The underlying concern for investors is competition. Diamond was first to market with the Rio and HomeFree, but Samsung has announced a Rio-type product, and Sony probably isn't far behind. Moreover, in the home-networking market, "3Com could just come in and dominate," says Murakami. "The challenge for Diamond Multimedia is to stay one step ahead," says Ader." He thinks Diamond's strong brand name with the PC and gaming community will give it an edge over consumer electronics makers who aren't accustomed to serving that customer base. Just as 3Com (COMS) has been able to hold its lead with the Palm computer line despite Microsoft's (MSFT) entrance into handheld computers, he thinks Diamond can keep Rio out front.

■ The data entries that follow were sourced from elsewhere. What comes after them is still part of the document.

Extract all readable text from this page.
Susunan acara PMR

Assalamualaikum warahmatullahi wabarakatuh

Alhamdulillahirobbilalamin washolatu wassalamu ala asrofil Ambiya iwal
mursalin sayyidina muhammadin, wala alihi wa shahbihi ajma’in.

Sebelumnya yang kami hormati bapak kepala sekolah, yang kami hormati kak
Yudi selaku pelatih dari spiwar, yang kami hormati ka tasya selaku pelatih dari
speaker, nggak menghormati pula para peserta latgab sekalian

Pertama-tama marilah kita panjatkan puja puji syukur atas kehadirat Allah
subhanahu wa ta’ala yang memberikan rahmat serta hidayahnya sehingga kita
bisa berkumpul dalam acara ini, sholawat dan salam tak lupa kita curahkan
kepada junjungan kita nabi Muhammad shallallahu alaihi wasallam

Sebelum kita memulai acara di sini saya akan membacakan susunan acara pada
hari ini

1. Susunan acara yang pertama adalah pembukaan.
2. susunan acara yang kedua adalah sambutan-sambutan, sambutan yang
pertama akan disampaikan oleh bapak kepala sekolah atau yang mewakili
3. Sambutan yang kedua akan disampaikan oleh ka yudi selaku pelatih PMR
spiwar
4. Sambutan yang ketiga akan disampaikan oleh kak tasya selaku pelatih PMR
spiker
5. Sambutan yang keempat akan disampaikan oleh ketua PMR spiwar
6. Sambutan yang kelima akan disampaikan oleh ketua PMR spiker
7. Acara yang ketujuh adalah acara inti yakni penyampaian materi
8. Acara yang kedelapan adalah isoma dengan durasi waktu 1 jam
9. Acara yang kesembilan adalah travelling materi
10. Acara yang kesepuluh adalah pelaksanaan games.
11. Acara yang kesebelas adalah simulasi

Long-term, the company's two-tiered strategy makes sense for investors. Diamond plans to continue to improve operations in its existing commodity businesses while also launching more higher-margin proprietary products to take advantage of the growth in digital media. Its current product lineup allows it to serve the same home-PC customer with a high-speed Internet connection (DSL modems), graphics and sound cards, equipment to network all the PCs in the home (HomeFree), a Web site for downloading music (www. RioPort.com), and a Rio to make that music portable. It also plans to add more products to that mix.

As a turnaround play, Diamond won't produce results overnight. The company still must prove that its core modem and graphic-card businesses can be profitable and that it can hold onto its lead with the Rio and HomeFree. But at least the company now is prepared to play in the post-PC Age.